Friday in the 16th Week of Ordinary Time, July 26, 2024
The Feast of Saints Joachim and Anne
Matthew 13, 16-17
Jesus said to his disciples: “Blessed are your eyes, because they see, and your ears, because they hear. Amen, I say to you, many prophets and righteous people longed to see what you see but did not see it, and to hear what you hear but did not hear it.”
The Blessed Virgin Mary did not receive many instructions for what to do after she conceived the Son of God in her womb. She was not told where her Son should be born, where or how he should be raised, or what to expect from him that would distinguish him from all the other children who had ever lived. Similarly, the parents of the Virgin Mary would have known little of how to raise their daughter Mary, conceived without original sin in the womb of her mother Anne. The early traditions contained in the so-called Proto-Gospel of James, probably written in the early 100’s, tell us that an angel announced to Mary’s parents, whose names are given as Joachim and Anne, that they would become the parents of a child who would be known through the whole world. That was all. They were left on their own as to whether the child would be a boy or a girl, where the child should be born, how raised, and in what way the child would fulfill the prophecy of the angel.
They were simple folks, this couple. The Proto-Gospel makes Joachim a rich man, but this seems unlikely. More likely is that he was rich in faith, together with his wife. They had grown old together though without the blessing of children such as all their relatives and friends had received, despite their piety. They did not blame God for their lack of fertility but continued to practice their religion. And when Anne learned from the Angel that she would have a child, her first thought was not to brag of this to her neighbors or to claim any credit for herself but to give the child to the service of Almighty God.
We do not hear anything more of them from tradition after Mary is married to Joseph. Presumably they rested from their labors in the place of the dead until the Lord Jesus greeted them there after he died on the Cross and came down to lead them and the rest of the just to heaven.

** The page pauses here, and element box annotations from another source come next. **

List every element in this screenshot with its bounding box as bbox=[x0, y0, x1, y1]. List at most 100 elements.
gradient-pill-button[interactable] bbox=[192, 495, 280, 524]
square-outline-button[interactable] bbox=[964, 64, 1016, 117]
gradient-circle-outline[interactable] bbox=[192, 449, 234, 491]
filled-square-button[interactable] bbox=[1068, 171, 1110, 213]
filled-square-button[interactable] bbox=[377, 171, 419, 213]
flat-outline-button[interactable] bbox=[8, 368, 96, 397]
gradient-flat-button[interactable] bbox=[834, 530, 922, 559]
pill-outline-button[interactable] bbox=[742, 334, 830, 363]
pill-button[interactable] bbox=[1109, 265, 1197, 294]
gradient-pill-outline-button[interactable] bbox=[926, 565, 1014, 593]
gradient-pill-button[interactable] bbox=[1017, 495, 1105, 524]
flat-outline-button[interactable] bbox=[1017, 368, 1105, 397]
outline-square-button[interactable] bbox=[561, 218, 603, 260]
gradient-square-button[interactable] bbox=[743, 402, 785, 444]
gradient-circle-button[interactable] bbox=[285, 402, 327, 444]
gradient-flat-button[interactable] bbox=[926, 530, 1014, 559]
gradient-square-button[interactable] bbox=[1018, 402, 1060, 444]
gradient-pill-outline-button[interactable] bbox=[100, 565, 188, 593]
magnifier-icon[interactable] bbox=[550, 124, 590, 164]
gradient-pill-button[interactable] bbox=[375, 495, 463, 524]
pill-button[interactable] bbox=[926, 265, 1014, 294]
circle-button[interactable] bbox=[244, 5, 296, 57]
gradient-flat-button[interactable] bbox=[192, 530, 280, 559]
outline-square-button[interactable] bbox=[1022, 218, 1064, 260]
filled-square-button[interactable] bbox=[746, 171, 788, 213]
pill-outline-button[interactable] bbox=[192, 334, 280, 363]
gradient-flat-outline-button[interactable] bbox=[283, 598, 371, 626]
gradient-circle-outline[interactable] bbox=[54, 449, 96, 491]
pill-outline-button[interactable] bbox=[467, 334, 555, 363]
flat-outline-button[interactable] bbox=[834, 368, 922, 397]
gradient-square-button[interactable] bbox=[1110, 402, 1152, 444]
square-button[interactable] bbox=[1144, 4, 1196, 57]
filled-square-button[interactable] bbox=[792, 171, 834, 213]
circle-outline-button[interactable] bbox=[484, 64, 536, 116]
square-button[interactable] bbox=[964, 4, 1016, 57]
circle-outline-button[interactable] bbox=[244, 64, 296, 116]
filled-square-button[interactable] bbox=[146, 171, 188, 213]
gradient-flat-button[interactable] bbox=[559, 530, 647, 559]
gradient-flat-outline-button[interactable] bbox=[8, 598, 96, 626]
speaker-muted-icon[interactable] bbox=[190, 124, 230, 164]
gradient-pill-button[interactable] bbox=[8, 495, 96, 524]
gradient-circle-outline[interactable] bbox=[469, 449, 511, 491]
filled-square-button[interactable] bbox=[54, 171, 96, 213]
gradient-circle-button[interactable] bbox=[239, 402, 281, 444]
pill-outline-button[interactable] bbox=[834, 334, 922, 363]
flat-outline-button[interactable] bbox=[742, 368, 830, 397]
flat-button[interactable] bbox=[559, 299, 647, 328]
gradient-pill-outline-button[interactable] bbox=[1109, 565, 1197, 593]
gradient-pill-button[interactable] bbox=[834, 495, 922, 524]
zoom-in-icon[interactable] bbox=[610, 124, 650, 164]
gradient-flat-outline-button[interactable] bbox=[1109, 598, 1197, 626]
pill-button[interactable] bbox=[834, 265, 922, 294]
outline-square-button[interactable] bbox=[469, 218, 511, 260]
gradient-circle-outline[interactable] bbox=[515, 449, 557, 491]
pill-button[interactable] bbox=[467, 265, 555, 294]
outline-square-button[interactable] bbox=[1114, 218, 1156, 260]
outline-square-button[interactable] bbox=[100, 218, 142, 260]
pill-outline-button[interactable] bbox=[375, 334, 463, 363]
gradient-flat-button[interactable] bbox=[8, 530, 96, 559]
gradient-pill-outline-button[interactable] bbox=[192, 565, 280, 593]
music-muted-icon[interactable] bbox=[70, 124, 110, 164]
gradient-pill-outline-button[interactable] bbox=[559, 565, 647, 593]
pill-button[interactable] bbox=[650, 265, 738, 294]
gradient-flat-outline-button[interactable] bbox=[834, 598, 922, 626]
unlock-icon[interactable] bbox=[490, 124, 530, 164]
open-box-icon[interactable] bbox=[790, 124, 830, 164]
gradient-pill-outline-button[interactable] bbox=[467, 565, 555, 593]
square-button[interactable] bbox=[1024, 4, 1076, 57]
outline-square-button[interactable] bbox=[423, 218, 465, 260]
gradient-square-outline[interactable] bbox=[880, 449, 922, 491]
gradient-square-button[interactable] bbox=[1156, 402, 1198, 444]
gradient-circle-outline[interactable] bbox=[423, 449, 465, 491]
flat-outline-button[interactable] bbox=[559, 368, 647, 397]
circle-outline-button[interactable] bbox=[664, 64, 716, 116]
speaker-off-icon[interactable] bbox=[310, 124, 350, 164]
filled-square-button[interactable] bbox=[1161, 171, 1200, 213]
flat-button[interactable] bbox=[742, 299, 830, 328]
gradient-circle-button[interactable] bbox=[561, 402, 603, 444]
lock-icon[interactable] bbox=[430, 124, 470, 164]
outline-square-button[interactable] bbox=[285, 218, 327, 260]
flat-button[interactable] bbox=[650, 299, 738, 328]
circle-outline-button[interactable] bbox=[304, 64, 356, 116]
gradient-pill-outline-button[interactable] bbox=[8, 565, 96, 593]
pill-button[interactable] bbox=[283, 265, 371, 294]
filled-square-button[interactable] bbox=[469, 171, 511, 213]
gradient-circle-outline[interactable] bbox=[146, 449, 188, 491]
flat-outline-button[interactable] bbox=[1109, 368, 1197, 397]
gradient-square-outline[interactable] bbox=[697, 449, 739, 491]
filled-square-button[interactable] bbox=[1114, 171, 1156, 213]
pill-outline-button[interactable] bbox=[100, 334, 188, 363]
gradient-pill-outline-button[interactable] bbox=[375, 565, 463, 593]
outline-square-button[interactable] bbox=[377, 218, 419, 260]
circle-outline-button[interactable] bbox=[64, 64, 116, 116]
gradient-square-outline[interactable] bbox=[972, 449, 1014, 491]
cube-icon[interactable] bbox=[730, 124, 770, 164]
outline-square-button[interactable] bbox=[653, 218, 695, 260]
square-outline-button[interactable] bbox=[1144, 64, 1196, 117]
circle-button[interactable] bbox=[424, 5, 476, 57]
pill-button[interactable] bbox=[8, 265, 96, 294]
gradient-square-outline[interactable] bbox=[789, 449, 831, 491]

The Lord’s words in the Gospel remind us of the intense yearning the just felt for the coming of their Savior: “As a hart longs for flowing streams, so longs my soul for thee, O God. My soul thirsts for God, for the living God” (Psalm 42, 1-2). How we who know the Lord Jesus through the Scriptures and the Sacraments and in prayer should yearn for the everlasting hills of heaven and the Lord’s tender embrace (cf. Genesis 49, 26)!